Restoring a backup of [master] from one instance to another is challenging. The source and target instances have to be the same version. And after [master] is restored, the instance won't start if it can't find the files for [model] or the path for [tempdb] files. Those are just a few concerns that I can think of off the top of my head. Here's another one I've added to my list: encryption. No, I'm not using TDE, but I am using native backup encryption.
To restore [master], I would normally start SQL Server in single user mode:
sqlsvr.exe -c -m -s [InstanceName]Then I would start the SqlCmd utility and run my restore database statement:
SqlCmd –S [server] –E RESTORE DATABASE master FROM DISK = 'D:\Backup\ATLB\master.1.bak', DISK = 'D:\Backup\ATLB\master.2.bak' WITH REPLACE, RECOVERY; GOBut with an encrypted backup, the restore fails: SQL can't find the certificate needed to decrypt the backup.
This strikes me as an odd chicken-and-egg problem. I'd need to create the certificate to decrypt the [master] backup on the instance I'm restoring [master] to...and the certificate is stored in [master], which I'd be overwriting. As weird as it sounds, this is exactly what needs to happen. Maybe it's not as complicated as it sounds.
It's A Good Thing
It may take me a while to become comfortable with the process, but in the end, it's what I need to keep my data secure. To (ahem) "acquire" my data and restore it elsewhere, someone would need several things:
- A database backup (which is encrypted).

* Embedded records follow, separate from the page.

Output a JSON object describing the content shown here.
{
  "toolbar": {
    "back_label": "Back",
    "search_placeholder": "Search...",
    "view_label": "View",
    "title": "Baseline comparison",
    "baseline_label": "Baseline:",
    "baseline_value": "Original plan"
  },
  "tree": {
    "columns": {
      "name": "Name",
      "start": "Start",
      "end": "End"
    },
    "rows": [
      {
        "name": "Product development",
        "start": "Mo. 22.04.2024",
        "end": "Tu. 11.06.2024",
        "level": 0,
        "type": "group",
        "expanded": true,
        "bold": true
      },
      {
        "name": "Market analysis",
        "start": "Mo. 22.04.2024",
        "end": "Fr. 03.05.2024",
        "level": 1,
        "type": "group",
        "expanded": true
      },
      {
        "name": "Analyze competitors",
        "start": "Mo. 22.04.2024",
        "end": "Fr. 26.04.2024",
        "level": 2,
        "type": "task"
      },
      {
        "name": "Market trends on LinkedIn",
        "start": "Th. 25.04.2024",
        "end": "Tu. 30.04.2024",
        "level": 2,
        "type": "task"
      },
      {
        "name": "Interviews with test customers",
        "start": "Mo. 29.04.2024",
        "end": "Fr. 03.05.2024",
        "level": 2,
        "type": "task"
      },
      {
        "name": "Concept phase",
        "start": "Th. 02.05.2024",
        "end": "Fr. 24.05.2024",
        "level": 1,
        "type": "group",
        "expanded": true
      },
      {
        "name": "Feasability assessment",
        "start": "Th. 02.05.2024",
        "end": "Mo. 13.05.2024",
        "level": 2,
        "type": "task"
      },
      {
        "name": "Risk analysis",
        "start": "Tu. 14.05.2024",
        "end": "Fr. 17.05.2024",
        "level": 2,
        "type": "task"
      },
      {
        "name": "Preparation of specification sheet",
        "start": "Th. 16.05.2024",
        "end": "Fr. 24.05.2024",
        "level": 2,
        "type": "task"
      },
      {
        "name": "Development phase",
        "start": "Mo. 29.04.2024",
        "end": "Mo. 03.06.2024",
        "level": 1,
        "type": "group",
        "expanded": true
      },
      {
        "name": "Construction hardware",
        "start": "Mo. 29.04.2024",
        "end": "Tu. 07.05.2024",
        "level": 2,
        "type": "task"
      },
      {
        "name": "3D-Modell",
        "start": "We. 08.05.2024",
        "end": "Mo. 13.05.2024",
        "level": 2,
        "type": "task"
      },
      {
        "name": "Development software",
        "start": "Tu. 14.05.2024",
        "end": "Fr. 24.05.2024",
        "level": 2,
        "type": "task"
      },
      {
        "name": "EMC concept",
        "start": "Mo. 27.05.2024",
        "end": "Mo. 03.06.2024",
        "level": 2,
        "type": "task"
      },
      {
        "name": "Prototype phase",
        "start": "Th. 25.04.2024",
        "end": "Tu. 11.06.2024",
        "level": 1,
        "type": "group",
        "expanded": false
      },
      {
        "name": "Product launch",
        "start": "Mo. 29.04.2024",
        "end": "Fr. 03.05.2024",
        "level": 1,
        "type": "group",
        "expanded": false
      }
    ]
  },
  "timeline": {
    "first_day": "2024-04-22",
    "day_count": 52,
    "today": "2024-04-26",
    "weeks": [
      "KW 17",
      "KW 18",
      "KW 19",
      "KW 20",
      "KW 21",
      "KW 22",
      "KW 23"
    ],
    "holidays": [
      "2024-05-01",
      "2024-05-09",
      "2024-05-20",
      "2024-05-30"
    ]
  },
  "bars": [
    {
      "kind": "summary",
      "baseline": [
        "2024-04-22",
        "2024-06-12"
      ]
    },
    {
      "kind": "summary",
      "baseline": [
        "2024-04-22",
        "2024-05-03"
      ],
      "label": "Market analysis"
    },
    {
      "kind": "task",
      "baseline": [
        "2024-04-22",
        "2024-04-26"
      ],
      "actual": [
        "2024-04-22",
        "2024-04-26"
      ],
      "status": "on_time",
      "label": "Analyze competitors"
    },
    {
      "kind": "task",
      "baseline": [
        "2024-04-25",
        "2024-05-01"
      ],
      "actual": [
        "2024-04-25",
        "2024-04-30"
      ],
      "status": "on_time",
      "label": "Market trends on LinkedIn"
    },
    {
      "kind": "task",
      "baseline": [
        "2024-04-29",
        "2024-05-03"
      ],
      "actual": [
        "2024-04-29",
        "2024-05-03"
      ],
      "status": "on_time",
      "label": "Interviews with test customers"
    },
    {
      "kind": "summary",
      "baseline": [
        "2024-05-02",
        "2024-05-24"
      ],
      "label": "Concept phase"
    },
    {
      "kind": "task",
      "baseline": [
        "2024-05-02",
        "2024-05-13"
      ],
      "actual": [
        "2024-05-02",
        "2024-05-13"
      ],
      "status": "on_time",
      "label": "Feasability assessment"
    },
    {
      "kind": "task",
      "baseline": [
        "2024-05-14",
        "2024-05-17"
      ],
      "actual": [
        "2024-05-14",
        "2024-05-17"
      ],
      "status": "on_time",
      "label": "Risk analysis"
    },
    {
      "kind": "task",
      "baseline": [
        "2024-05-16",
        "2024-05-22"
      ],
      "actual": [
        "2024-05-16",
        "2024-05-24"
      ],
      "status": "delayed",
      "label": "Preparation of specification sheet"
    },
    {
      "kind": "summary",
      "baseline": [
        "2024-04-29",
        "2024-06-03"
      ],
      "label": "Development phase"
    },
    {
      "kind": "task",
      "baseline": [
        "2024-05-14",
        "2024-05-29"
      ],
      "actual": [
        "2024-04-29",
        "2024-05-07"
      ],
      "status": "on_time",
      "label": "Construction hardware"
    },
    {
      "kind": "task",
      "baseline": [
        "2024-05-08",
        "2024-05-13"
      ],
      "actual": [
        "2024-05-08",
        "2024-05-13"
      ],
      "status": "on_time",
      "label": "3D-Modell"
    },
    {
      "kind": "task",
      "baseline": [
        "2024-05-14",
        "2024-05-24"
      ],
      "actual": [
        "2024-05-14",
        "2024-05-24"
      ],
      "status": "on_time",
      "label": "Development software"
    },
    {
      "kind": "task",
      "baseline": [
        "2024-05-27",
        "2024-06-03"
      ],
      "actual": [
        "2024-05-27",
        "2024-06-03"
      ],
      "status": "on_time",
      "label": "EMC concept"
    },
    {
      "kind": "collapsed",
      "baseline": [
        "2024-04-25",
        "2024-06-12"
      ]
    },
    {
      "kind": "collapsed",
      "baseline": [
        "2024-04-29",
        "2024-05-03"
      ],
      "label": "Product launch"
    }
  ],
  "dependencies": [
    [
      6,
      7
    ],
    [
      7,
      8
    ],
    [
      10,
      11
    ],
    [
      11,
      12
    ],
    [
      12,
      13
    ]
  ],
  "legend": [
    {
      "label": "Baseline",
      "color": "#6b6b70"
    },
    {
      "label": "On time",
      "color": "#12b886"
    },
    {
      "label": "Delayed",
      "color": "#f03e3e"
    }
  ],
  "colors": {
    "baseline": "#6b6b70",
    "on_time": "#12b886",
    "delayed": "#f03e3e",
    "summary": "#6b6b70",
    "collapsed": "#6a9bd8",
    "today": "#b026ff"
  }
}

- The certificate file (on disk).
- The private key file (on disk).
- The private key decryption password.
What would happen if I couldn't restore an encrypted backup of [master]? I'd have to start taking unencrypted backups of [master]. And that's the database where the certificate resides. If an attacker nabbed a copy of the unencrypted [master] backup, they wouldn't need 2, 3, and 4. They could generate those themselves by exporting the certificate to file, along with a private key, using any password they wish. That would essentially render encryption of all my other backups useless. To prevent that hypothetical situation, I'd have the burden of keeping [master] backups isolated away from all of the other backups. Thankfully, I don't have to do that.
Yep, the process is a little weird. And I'm grateful for it.